After a trauma, whether physical or mental, sexual or emotional, its very hard to feel safe again, even in our own skin. However leading neuroanatomists in Russia and USA have found that the right tools can speed healing and reduce symptoms for even the most traumatised of people.
And one of the most important tools is the body itself; therapeutic change can happen through the body for mind, body and spirit.
Modern medicine; both physical and mental, tend to treat each as separate from each other, cut off from and isolated from the other. We know from cutting edge new research and ancient wisdom practices that this is not true at all.
We have four brains that each serve a very different function, however they all connect, interact with and impact on each other.
- Reptillian Brain
- Limbic or Emotional Brain
- Cerebral Cortex
- Gut and body brain
And your body is critical in the treatment of the whole person, your body gives signals to guide action in therapy and recovery.
What the experience of trauma does is steal the sense of safety from a person. The first step of healing is to put that sense of safety back in place.
It’s not enough for you to feel safe in your therapist’s office, or in a place where others support you, you will naturally feel safer in such places.
The first key to recovery is to regain the resources that enable you to feel safe wherever you are, even when you’re on your own.
When you only feel safe in a particular place or with a particular person, in a specific set of circumstances, and then leave that situation or person and start feeling terrified, helpless, horrible, then you also judge yourself.
You add shame to the awful mix of emotions you’re already experiencing, as you become dependent on your particular support crutch. Making your life experience worse and adding more emotional pain on top of your trauma.
What we need to learn to do is self soothe, to not be reliant on any set of external circumstances.
It is important to first get a sense of safety, a feeling that you are being taken care of and supported,when you are alone as much as when you are with others.
When trauma happens, it separates you from your previous reality, you are a different person than the one you were before the trauma occurred. Its important to realise that this is not necessarily a bad thing, its all in how you process the event.
With every trauma, gain an understanding of its beginning, middle and end.
- The trauma – the separation from your old self is the beginning
- The middle – this is where you will find allies, mentors and enemies within your own body and mind. Depression and giving up occur at this stage.
- The end – the transformation into someone new; a deepening of emotions, a finding of the benefits. At the end you will hold a different meaning of the trauma.

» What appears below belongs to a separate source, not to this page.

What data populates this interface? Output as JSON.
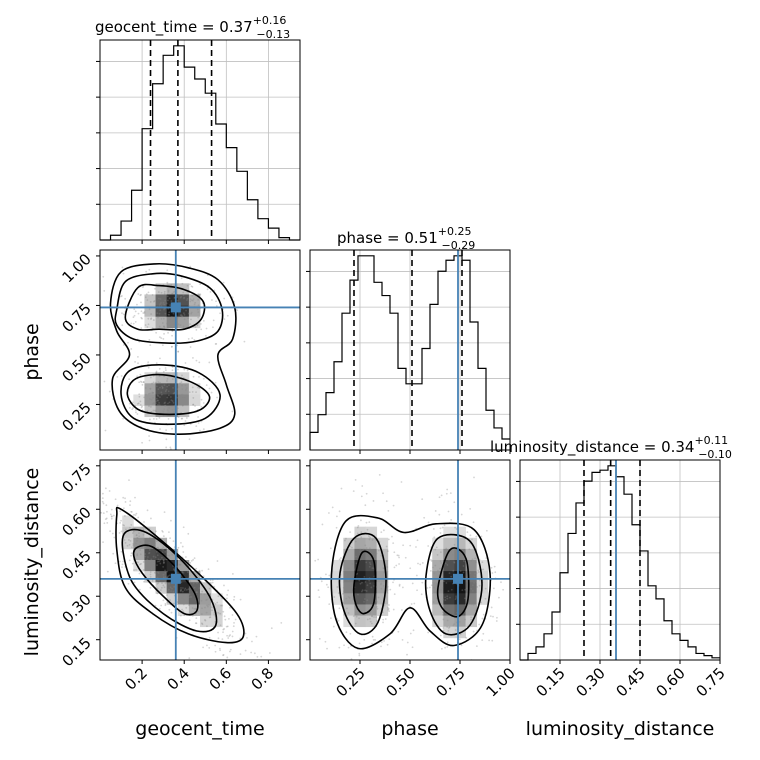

In the middle, trauma keeps repeating as we relive it through our current events. Thoughts and feelings about the past traumatic event cause fear even when not necessary in our current reality. The past creates fear even when danger is long past and we continue to feel fresh fear from that past event, and we retraumatise ourselves.
One very simple, very effective way to feel safe in our bodies is what Peter Levine has called The Trauma Hug.
First start to get a sense of your aliveness, of being in your body.Do this by placing one hand on your forehead and one on your upper chest. Attend to your feeling of aliveness, notice what being alive means to your body. Feel your breath as it flows in and out, listen to the air as it moves in and out of your body. Be present to this moment and to you’re being here now. Being present is empowering, its a blessing because life is precious and its a holy thing to be alive.
Feel what goes on between your hands, one of your forehead, one on your chest – the energy flow, changes in temperature, the sameness, the differences.
Now take your hand from your forehead and out it on your belly. Sit with this until you feel a shift in energy again, until you feel flow between your hands.
Take your right hand and put it under your left arm, near your heart. Place your left hand on the opposite shoulder.
As you hold yourself, become aware of the body as your container. Bring your awareness to your container, your body, your shoulders, your thorax, all of your physical being.
The body is the container of all our sensations, all our feelings, our emotions, our thoughts. Nothing is bigger than you because it is all contained within your physical limits.
All of the tumult, all of the chaos, it’s all held within your body.
The trauma feelings, the anxiety, the sense of overwhelm all lessen as you become aware they are being held within you, they are not a force outside of you that’s sweeping you up in a whirling storm.
Most people report an immediate settling of their anxiety as they become aware of their container.
I think the act of hugging yourself is soothing and comforting in itself, but awareness of the container for all of you when in trauma helps you gain your sense of safety back. Any time I use this technique, I find myself getting calmer and finding more control over my thoughts and feelings, and it generates a sense of well-being.
Try it and let me know what you experience from your trauma hug.